In 2019, passengers accounted for 62 percent of all traffic fatalities nationwide, which totaled 36,096.
“Many of those lives might have been saved had a passenger in the car insisted that the driver slow down, stop texting or not get behind the wheel in the first place,” said Candace Lightner, the campaign’s organizer and the founder of We Save Lives. “We are encouraged to see the campaign quickly gain traction with the media nationwide, with our partners in traffic safety and with the general public who responded to and shared posts on social media.”
The campaign’s launch began with a nationwide media blitz, with dozens of TV and stations airing stories about the effort. In addition, nearly 55 traffic safety and advocacy groups joined the campaign. Key in the outreach were the Governors Highway Safety Association, which represents traffic safety offices in all 50 states, the National Safety Council and SADD (Students Against Destructive Decisions), which encouraged its more than 400,000 student members to talk about the campaign on social media. 
Two Missouri Congressmen, Rep. Emanuel Cleaver (D-MO) and Sam Graves (R-MO), introduced a resolution to recognize National Passenger Safety Week, and Vincent Fong, a California Assemblyman. introduced a similar resolution in his state’s legislature. Lawmakers in several other states said they intend to support the campaign in the future.  
Plans for the ongoing campaign include creation and distribution of materials about how to speak out, with scripts and videos giving examples of when and how to speak up. People will also be encouraged to sign the Courage to Intervene promise. The campaign will be supported by public service announcements and seasonal news releases, as well as ongoing appearances on local and national media. 

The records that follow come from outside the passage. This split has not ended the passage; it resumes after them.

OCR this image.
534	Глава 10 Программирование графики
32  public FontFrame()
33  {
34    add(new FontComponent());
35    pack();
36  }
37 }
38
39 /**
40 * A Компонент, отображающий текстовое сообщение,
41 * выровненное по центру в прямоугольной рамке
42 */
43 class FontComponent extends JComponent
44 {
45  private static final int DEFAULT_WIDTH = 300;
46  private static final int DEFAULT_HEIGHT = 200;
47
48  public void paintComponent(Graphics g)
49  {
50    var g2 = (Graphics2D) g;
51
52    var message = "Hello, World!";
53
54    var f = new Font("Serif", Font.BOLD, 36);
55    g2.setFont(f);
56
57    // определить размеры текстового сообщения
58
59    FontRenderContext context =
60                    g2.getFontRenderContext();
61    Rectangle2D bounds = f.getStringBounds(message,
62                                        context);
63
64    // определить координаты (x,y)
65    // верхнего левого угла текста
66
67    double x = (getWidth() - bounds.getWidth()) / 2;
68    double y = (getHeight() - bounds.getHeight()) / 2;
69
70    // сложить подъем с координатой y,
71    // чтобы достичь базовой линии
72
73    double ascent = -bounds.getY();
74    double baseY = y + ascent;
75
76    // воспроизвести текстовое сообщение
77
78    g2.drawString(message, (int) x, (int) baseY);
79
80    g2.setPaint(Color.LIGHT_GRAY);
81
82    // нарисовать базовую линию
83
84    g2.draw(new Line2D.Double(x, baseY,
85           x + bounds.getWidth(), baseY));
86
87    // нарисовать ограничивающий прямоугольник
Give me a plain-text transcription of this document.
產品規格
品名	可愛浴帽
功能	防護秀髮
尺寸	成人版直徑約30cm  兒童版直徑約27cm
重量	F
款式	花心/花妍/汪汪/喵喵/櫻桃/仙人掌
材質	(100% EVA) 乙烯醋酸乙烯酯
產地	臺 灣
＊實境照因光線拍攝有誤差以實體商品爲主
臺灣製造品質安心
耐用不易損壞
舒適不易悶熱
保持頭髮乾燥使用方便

“Whether a driver is impaired by alcohol or drugs, is speeding or driving too aggressively, or can’t stay awake at the wheel, bad driving choices puts passengers at risk of serious injury or death,” said Lightner, who has been a leading traffic safety advocate since founding MADD (Mothers Against Drunk Driving) in 1980 after losing her 13-year-old daughter Cari to a multiple repeat offender drunk driver. “Passengers need to speak up when they see dangerous driving behavior,” she said. “We hope this ongoing campaign will empower passengers to be safety advocates, to the point where it becomes acceptable – even expected – for passengers to speak up when confronted with an irresponsible driver.”
“Much of being a safe driver comes from education,” said Michelle Anderson, director of operations at The National Road Safety Foundation, a non-profit founded 60 years ago to promote safe driving behavior through education. “When people are knowledgeable about driving risks like impairment, speed, aggression and drowsiness, there’s a better chance they will avoid taking those risks or letting others do so. The National Passenger Safety Campaign educates and empowers passengers about how they can save lives by calling out unsafe driving in the vehicle before crashes happen."